Souad, qui accompagne la délégation en tant que parent d’élèves, a pu mesurer la différence de traitement entre les écoliers parisiens et dionysiens : « Ma fille a été scolarisée à Paris, aucun cours n’a jamais été manqué pour une absence de professeurs. D’ailleurs, l’école avait même prévu un planning avec les absences et les remplaçants prévus à l’avance. Mes fils, eux, sont scolarisés à Saint Denis, celui qui est en CM1 n’a eu cette année que des remplaçants et a connu des périodes de 3 semaines sans cours! » Souad a tenu à être présente aujourd’hui car elle ne comprend pas dit-elle « Pourquoi un enfant de Paris a-t-il plus de valeur qu’un enfant de Saint-Denis? C’est quoi le slogan de la République? Et ça c’est aussi une question de moyens. »

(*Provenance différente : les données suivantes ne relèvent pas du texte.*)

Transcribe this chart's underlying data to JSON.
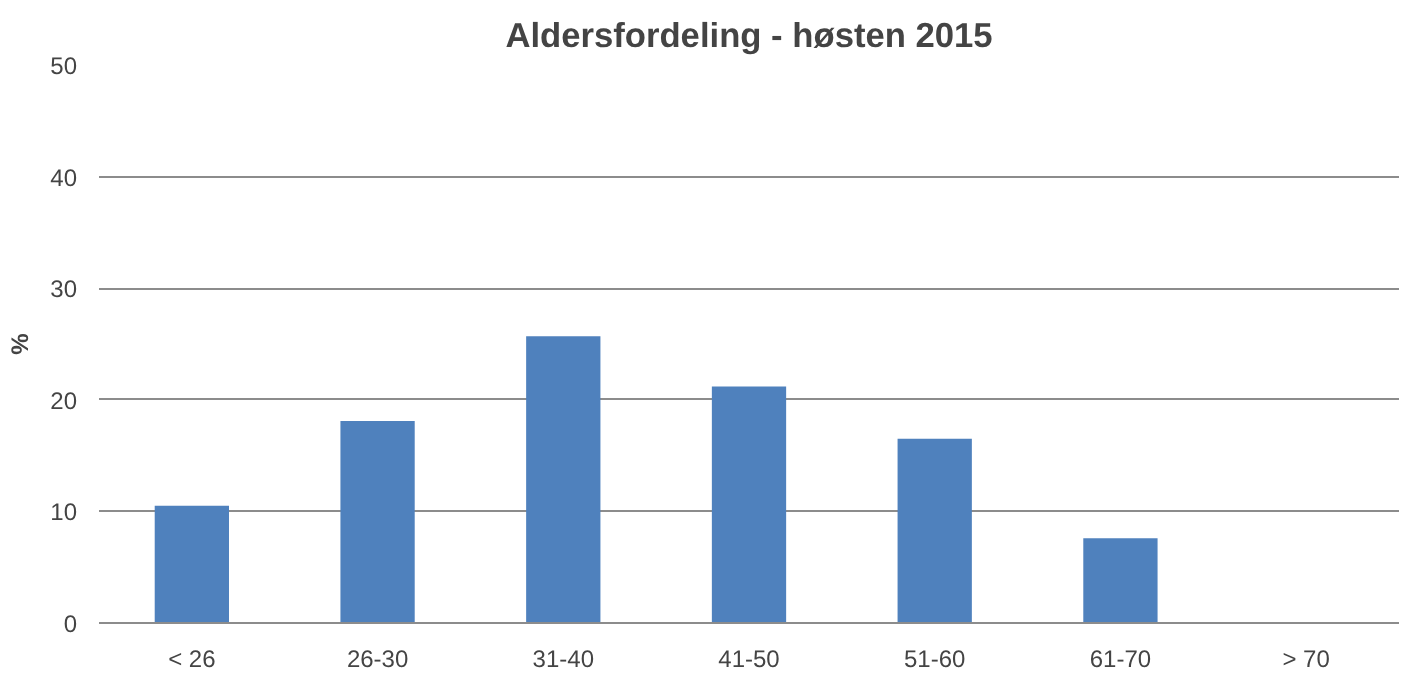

Didier Paillard regrette que le ministre d’un gouvernement socialiste ne prenne pas la mesure du malaise : « c’est un peu décevant de ne pas être reçu par le ministre, je ne sais pas s’il se rend bien compte de la gravité de la situation en Seine-Saint-Denis. On sait dans quel état se trouve l’éducation nationale après les années Sarkozy mais on veut un engagement ferme car les enfants ne peuvent pas attendre ».

En début d’après-midi, Bernard Lejeune conseiller de Vincent Peillon, reçoit une délégation réduite composée du maire, de l’un de ses adjoints Antoine Bussy, de 4 enseignants et de 2 parents d’élèves. « La délégation a été écoutée mais aucun engagement précis n’a été pris », explique l’adjoint du maire : «  Le ministère nous a fait comprendre que la dégradation de l’école ne touchait pas seulement la Seine-Saint-Denis et a pris en compte l’urgence des remplacements. » D’autant plus que la rue de Grenelle précise qu’il leur est difficile aujourd’hui d’aller plus vite en termes de recrutements, qui sont déjà prévus pour la rentrée 2013. « On est à la limite de ce qu’on est capable de faire en terme de ressources humaines et de concours », conclut le ministère.

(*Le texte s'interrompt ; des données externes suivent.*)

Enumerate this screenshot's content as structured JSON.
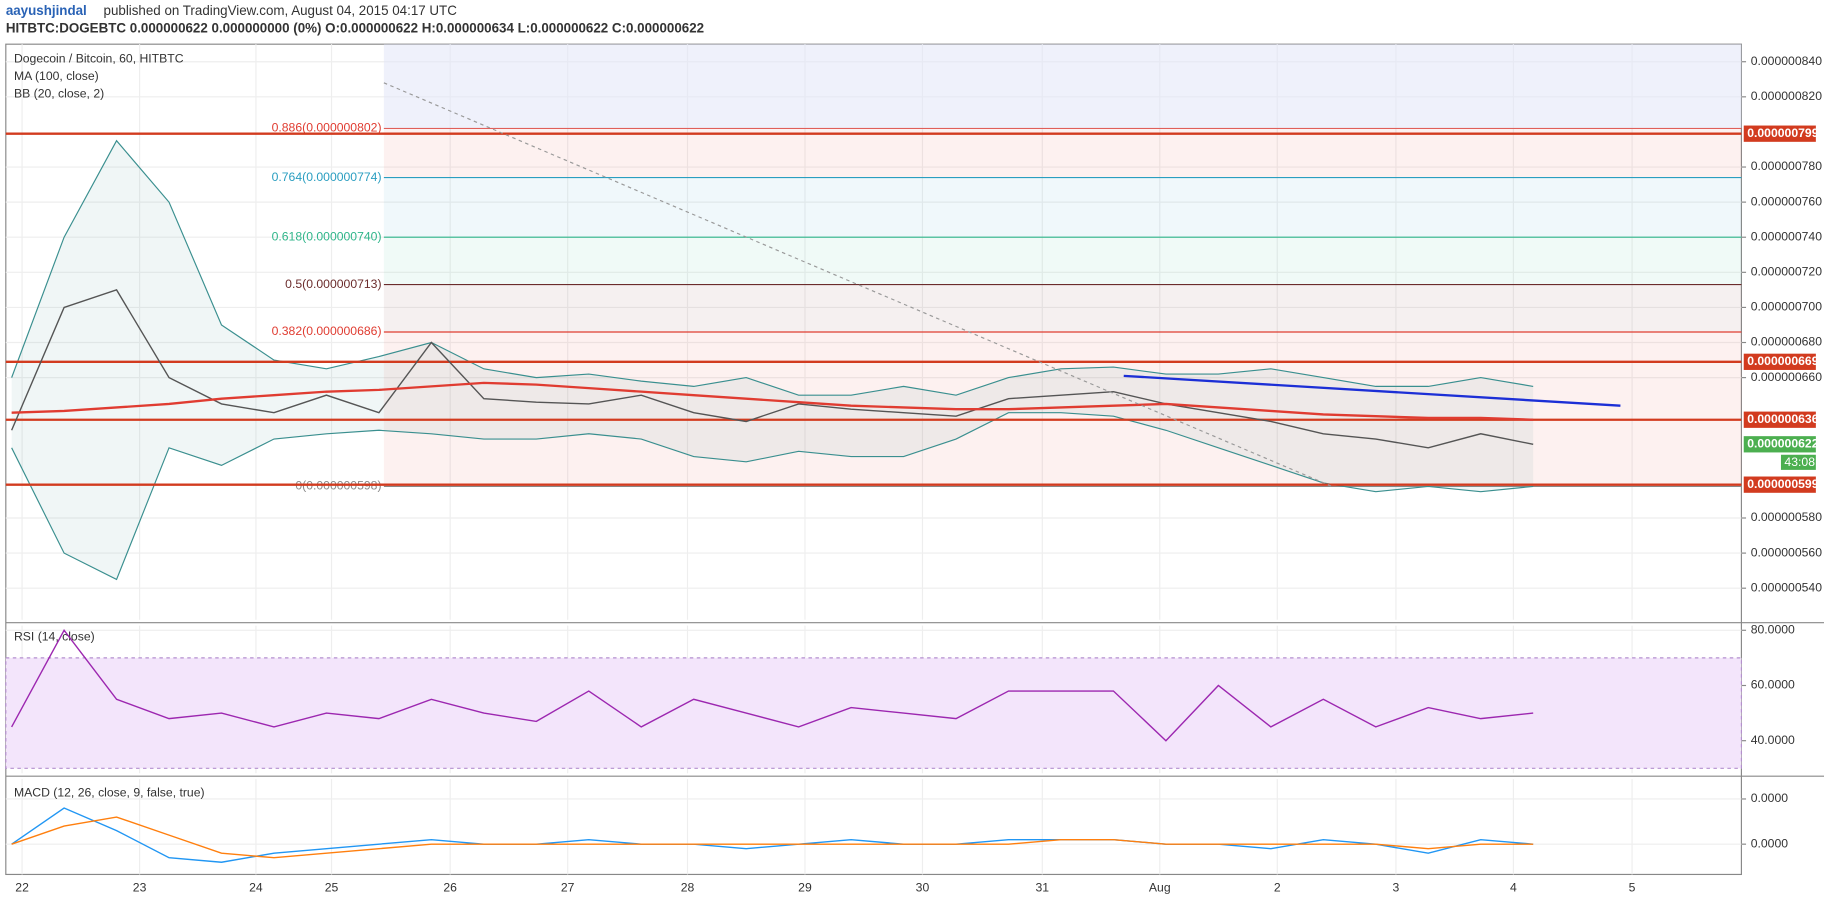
{
  "header": {
    "author": "aayushjindal",
    "published": "published on TradingView.com, August 04, 2015 04:17 UTC",
    "symbol": "HITBTC:DOGEBTC 0.000000622 0.000000000 (0%) O:0.000000622 H:0.000000634 L:0.000000622 C:0.000000622"
  },
  "chart_data": [
    {
      "type": "line",
      "title": "Dogecoin / Bitcoin, 60, HITBTC",
      "x_axis_labels": [
        "22",
        "23",
        "24",
        "25",
        "26",
        "27",
        "28",
        "29",
        "30",
        "31",
        "Aug",
        "2",
        "3",
        "4",
        "5"
      ],
      "ylim": [
        5.22e-07,
        8.5e-07
      ],
      "yticks": [
        {
          "value": 8.4e-07,
          "label": "0.000000840"
        },
        {
          "value": 8.2e-07,
          "label": "0.000000820"
        },
        {
          "value": 7.8e-07,
          "label": "0.000000780"
        },
        {
          "value": 7.6e-07,
          "label": "0.000000760"
        },
        {
          "value": 7.4e-07,
          "label": "0.000000740"
        },
        {
          "value": 7.2e-07,
          "label": "0.000000720"
        },
        {
          "value": 7e-07,
          "label": "0.000000700"
        },
        {
          "value": 6.8e-07,
          "label": "0.000000680"
        },
        {
          "value": 6.6e-07,
          "label": "0.000000660"
        },
        {
          "value": 5.8e-07,
          "label": "0.000000580"
        },
        {
          "value": 5.6e-07,
          "label": "0.000000560"
        },
        {
          "value": 5.4e-07,
          "label": "0.000000540"
        }
      ],
      "series": [
        {
          "name": "Dogecoin / Bitcoin, 60, HITBTC",
          "color": "#555555",
          "values": [
            6.3e-07,
            7e-07,
            7.1e-07,
            6.6e-07,
            6.45e-07,
            6.4e-07,
            6.5e-07,
            6.4e-07,
            6.8e-07,
            6.48e-07,
            6.46e-07,
            6.45e-07,
            6.5e-07,
            6.4e-07,
            6.35e-07,
            6.45e-07,
            6.42e-07,
            6.4e-07,
            6.38e-07,
            6.48e-07,
            6.5e-07,
            6.52e-07,
            6.45e-07,
            6.4e-07,
            6.35e-07,
            6.28e-07,
            6.25e-07,
            6.2e-07,
            6.28e-07,
            6.22e-07
          ]
        },
        {
          "name": "MA (100, close)",
          "color": "#e03c31",
          "values": [
            6.4e-07,
            6.41e-07,
            6.43e-07,
            6.45e-07,
            6.48e-07,
            6.5e-07,
            6.52e-07,
            6.53e-07,
            6.55e-07,
            6.57e-07,
            6.56e-07,
            6.54e-07,
            6.52e-07,
            6.5e-07,
            6.48e-07,
            6.46e-07,
            6.44e-07,
            6.43e-07,
            6.42e-07,
            6.42e-07,
            6.43e-07,
            6.44e-07,
            6.45e-07,
            6.43e-07,
            6.41e-07,
            6.39e-07,
            6.38e-07,
            6.37e-07,
            6.37e-07,
            6.36e-07
          ]
        }
      ],
      "bb": {
        "name": "BB (20, close, 2)",
        "color": "#3a8f8f",
        "upper": [
          6.6e-07,
          7.4e-07,
          7.95e-07,
          7.6e-07,
          6.9e-07,
          6.7e-07,
          6.65e-07,
          6.72e-07,
          6.8e-07,
          6.65e-07,
          6.6e-07,
          6.62e-07,
          6.58e-07,
          6.55e-07,
          6.6e-07,
          6.5e-07,
          6.5e-07,
          6.55e-07,
          6.5e-07,
          6.6e-07,
          6.65e-07,
          6.66e-07,
          6.62e-07,
          6.62e-07,
          6.65e-07,
          6.6e-07,
          6.55e-07,
          6.55e-07,
          6.6e-07,
          6.55e-07
        ],
        "lower": [
          6.2e-07,
          5.6e-07,
          5.45e-07,
          6.2e-07,
          6.1e-07,
          6.25e-07,
          6.28e-07,
          6.3e-07,
          6.28e-07,
          6.25e-07,
          6.25e-07,
          6.28e-07,
          6.25e-07,
          6.15e-07,
          6.12e-07,
          6.18e-07,
          6.15e-07,
          6.15e-07,
          6.25e-07,
          6.4e-07,
          6.4e-07,
          6.38e-07,
          6.3e-07,
          6.2e-07,
          6.1e-07,
          6e-07,
          5.95e-07,
          5.98e-07,
          5.95e-07,
          5.98e-07
        ]
      },
      "fib_levels": [
        {
          "label": "0.886(0.000000802)",
          "value": 8.02e-07,
          "color": "#e03c31"
        },
        {
          "label": "0.764(0.000000774)",
          "value": 7.74e-07,
          "color": "#2a9ec0"
        },
        {
          "label": "0.618(0.000000740)",
          "value": 7.4e-07,
          "color": "#2fb58a"
        },
        {
          "label": "0.5(0.000000713)",
          "value": 7.13e-07,
          "color": "#6b2c2c"
        },
        {
          "label": "0.382(0.000000686)",
          "value": 6.86e-07,
          "color": "#e03c31"
        },
        {
          "label": "0(0.000000598)",
          "value": 5.98e-07,
          "color": "#888888"
        }
      ],
      "price_levels": [
        {
          "value": 7.99e-07,
          "label": "0.000000799"
        },
        {
          "value": 6.69e-07,
          "label": "0.000000669"
        },
        {
          "value": 6.36e-07,
          "label": "0.000000636"
        },
        {
          "value": 5.99e-07,
          "label": "0.000000599"
        }
      ],
      "level_color": "#d23b1f",
      "last_price": {
        "value": 6.22e-07,
        "label": "0.000000622",
        "color": "#4caf50"
      },
      "countdown": "43:08",
      "trend_lines": [
        {
          "color": "#1c2fd6",
          "values": [
            6.61e-07,
            6.44e-07
          ]
        },
        {
          "color": "#999999",
          "values": [
            8.28e-07,
            5.98e-07
          ]
        }
      ]
    },
    {
      "type": "line",
      "title": "RSI (14, close)",
      "ylim": [
        28.2,
        81.7
      ],
      "band": [
        30,
        70
      ],
      "yticks": [
        {
          "value": 80,
          "label": "80.0000"
        },
        {
          "value": 60,
          "label": "60.0000"
        },
        {
          "value": 40,
          "label": "40.0000"
        }
      ],
      "series": [
        {
          "name": "RSI (14, close)",
          "color": "#9c27b0",
          "values": [
            45,
            80,
            55,
            48,
            50,
            45,
            50,
            48,
            55,
            50,
            47,
            58,
            45,
            55,
            50,
            45,
            52,
            50,
            48,
            58,
            58,
            58,
            40,
            60,
            45,
            55,
            45,
            52,
            48,
            50
          ]
        }
      ]
    },
    {
      "type": "line",
      "title": "MACD (12, 26, close, 9, false, true)",
      "ylim": [
        -6.7e-09,
        1.44e-08
      ],
      "yticks": [
        {
          "value": 1e-08,
          "label": "0.0000"
        },
        {
          "value": 0,
          "label": "0.0000"
        }
      ],
      "series": [
        {
          "name": "MACD",
          "color": "#2196f3",
          "values": [
            0,
            8e-09,
            3e-09,
            -3e-09,
            -4e-09,
            -2e-09,
            -1e-09,
            0,
            1e-09,
            0,
            0,
            1e-09,
            0,
            0,
            -1e-09,
            0,
            1e-09,
            0,
            0,
            1e-09,
            1e-09,
            1e-09,
            0,
            0,
            -1e-09,
            1e-09,
            0,
            -2e-09,
            1e-09,
            0
          ]
        },
        {
          "name": "Signal",
          "color": "#ff7f0e",
          "values": [
            0,
            4e-09,
            6e-09,
            2e-09,
            -2e-09,
            -3e-09,
            -2e-09,
            -1e-09,
            0,
            0,
            0,
            0,
            0,
            0,
            0,
            0,
            0,
            0,
            0,
            0,
            1e-09,
            1e-09,
            0,
            0,
            0,
            0,
            0,
            -1e-09,
            0,
            0
          ]
        }
      ]
    }
  ]
}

Peu de changements donc, en ce qui concerne le plus jeune département de France, qui souffre aujourd’hui des conséquences des inégalités territoriales. En attendant des mesures fermes et concrètes dans l’éducation nationale, les professeurs de Saint-Denis, les élus ainsi que les parents d’élèves, restent mobilisés et espèrent que leur manifeste ne finira pas au fond d’une corbeille au ministère.